Wednesday, May 25, 2011

Blue Water Navy Vietnam Veterans Still Waiting for Help

ROA was briefed about the recently published report Blue Water Navy Vietnam Veterans and Agent Orange Exposure which concluded that “There is no consistent evidence to suggest that Blue Water Navy veterans were at higher or lower risk for cancer or other long-term health outcomes resulting from TCDD exposure associated with Agent Orange than Brown Water Navy veterans or ground troops.”

The Institute of Higher Medicine’s (IOM) Committee on Blue Water Navy Veterans and Agent Orange Exposure, which conducted the study, shared that their conclusion was based on three things: a lack of data regarding quantity of environmental concentrations of TCDD (TCDD is Agent Orange’s dioxin contaminant), minimal TCDD loading to marine waters due to spray drift, and minimal TCDD loading to marine waters from river discharge.

The Committee plans to approach this anew by focusing on quantitative rather than qualitative data, which was used for this report.

Of concern to many stakeholders and advocates involved is the lack of utilization of the Australian studies regarding this issue. IOM spoke to this and included in their report that they did indeed look at the Australian studies and said while “The committee’s assessment corroborates the Australian finding that in experiments simulating the water-distillation system used on Navy ships the system had the potential to enrich TCDD concentrations from the feed water to the distilled potable water,” but that "without information on the TCDD concentrations in the marine feed water, it is impossible to determine whether Blue Water Navy personnel were exposed to Agent Orange–associated TCDD via ingestion, dermal contact, or inhalation of potable water.”

According to the report, the Australian studies were inconsistent with U.S. studies associating TCDD exposure with non-Hodgkin’s lymphoma, and many of the studies didn’t account for smoking or secondhand smoke. The report noted that Australian reports found significantly lower risk of non-Hodgkin’s lymphoma, one of the first cancers that IOM established as associated with Agent Orange exposure. IOM also said during the briefing that there are several small, individual studies that are inconsistent because they were methodologically flawed.

While the IOM did agree with aspects of the Australian studies, it could not per its scientific processes and requirements conclude the same full results.

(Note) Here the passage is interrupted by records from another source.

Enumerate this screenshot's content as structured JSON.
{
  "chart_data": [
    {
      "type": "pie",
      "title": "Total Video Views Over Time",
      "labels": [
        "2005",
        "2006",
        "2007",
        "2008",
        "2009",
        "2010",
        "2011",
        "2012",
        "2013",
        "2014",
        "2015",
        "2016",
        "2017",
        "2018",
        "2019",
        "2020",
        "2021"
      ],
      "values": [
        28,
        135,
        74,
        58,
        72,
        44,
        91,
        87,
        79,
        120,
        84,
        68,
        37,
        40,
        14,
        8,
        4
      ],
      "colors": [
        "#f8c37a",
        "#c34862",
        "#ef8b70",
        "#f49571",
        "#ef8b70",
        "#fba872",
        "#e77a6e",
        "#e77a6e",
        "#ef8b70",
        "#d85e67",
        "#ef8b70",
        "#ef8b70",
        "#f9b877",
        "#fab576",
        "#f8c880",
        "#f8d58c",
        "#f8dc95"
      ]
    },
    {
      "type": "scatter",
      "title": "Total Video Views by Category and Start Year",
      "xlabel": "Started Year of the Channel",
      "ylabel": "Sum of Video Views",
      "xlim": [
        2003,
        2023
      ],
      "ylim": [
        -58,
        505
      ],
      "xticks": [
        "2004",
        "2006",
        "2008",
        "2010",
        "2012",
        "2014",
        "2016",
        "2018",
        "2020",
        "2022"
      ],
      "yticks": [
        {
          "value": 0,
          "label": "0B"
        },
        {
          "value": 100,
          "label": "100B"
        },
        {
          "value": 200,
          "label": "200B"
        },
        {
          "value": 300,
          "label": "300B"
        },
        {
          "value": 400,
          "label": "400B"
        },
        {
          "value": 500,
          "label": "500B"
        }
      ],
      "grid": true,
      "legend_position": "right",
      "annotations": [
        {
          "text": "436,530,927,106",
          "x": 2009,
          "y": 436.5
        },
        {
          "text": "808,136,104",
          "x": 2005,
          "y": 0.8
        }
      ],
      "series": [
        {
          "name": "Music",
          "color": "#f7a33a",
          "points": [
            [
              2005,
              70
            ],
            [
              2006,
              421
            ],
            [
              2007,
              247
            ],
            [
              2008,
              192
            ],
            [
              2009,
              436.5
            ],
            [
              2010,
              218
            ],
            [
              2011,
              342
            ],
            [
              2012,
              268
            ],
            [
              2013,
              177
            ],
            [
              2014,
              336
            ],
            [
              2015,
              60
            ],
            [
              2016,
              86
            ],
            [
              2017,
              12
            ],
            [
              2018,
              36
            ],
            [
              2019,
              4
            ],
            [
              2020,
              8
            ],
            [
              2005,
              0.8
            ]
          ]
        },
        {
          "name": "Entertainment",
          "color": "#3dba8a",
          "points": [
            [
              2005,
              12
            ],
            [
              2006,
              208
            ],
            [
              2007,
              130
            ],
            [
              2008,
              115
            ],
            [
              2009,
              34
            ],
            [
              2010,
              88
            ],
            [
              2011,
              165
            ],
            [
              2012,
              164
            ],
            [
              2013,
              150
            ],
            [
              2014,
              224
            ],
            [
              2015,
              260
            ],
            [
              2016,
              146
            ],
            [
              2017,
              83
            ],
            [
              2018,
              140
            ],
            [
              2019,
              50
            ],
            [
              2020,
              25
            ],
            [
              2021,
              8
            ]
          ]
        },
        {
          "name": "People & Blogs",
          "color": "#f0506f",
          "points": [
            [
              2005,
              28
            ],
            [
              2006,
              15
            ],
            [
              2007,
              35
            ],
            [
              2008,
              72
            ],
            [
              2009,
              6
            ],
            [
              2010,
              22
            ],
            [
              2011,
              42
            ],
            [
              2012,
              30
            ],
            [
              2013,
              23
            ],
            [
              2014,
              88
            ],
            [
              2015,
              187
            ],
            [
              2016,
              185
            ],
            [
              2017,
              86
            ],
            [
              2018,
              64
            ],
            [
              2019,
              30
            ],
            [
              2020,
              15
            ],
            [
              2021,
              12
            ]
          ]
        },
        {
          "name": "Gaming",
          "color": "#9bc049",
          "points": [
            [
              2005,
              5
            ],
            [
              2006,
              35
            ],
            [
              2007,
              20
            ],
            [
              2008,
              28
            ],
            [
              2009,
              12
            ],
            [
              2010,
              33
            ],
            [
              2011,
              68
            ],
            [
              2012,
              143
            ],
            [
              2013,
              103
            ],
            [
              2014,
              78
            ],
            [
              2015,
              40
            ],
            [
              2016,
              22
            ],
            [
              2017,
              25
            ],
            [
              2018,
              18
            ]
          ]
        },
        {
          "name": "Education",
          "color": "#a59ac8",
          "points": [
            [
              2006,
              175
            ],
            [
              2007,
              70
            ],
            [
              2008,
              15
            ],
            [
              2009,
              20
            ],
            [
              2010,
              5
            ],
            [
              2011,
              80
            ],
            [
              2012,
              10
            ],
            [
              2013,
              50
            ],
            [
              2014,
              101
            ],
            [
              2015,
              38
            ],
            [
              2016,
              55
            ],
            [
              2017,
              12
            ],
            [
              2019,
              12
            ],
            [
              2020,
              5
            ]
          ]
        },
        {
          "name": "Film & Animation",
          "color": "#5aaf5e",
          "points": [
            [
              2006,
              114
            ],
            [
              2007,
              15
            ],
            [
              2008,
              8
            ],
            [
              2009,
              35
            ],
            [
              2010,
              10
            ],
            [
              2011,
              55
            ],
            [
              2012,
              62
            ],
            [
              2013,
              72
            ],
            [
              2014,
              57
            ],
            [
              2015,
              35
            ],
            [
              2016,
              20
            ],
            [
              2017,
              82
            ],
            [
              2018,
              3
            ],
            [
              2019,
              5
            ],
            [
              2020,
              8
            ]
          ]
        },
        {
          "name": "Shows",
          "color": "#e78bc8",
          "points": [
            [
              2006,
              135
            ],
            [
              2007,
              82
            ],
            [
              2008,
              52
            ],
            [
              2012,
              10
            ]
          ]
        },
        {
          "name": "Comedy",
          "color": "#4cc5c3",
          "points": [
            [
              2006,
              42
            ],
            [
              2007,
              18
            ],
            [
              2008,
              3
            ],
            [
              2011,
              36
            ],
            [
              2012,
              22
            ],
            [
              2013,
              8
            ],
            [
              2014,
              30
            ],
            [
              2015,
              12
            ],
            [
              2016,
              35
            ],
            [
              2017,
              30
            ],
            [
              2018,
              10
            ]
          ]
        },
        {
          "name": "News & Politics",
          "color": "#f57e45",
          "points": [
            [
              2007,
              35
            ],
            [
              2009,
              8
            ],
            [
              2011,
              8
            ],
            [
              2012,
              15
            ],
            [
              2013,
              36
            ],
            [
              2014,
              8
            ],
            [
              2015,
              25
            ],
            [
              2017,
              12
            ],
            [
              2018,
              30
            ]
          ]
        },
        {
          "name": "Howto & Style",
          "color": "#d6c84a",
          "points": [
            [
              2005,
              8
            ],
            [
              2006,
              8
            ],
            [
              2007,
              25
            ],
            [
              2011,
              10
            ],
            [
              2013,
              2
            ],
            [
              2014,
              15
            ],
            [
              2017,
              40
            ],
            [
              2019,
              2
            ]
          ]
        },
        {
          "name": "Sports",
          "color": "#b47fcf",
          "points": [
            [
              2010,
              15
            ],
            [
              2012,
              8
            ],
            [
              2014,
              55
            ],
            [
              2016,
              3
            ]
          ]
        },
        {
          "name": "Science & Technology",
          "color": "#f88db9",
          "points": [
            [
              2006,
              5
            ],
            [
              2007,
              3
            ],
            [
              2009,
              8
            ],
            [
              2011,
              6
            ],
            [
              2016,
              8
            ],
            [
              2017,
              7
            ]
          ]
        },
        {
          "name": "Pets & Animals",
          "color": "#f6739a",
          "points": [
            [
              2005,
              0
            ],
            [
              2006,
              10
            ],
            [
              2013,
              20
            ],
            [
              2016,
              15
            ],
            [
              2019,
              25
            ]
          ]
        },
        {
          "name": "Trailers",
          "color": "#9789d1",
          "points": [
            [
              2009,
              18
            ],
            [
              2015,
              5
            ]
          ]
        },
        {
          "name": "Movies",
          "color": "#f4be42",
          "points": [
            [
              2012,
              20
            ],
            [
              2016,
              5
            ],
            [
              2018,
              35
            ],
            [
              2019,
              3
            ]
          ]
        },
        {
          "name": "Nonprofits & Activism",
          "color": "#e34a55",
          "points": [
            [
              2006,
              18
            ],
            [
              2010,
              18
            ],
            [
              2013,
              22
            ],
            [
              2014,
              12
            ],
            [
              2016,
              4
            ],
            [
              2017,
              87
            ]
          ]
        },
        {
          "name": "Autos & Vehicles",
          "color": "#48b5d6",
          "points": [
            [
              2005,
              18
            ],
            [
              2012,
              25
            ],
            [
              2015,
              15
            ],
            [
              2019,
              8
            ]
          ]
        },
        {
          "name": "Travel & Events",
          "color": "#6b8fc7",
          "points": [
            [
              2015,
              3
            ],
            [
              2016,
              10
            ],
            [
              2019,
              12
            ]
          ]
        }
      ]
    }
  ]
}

So yet again, American Blue Water Navy Vietnam Veterans, similar to the nuclear veterans, are being forced to wait out a lengthy process.

Gulf War Veterans and those that have served in Iraq and Afghanistan will likely find for a few or several years hence that they have and will run into very analogous circumstances in trying to prove their health problems are strongly related to their combat service.

1 comment:

daklander said...

Where did you get the information the IOM was going to do another study involving quantative data?
Since there is no data remaining after the length of time and no records were kept when the spraying was done, where do you propose the IOM then intend to acquire the data?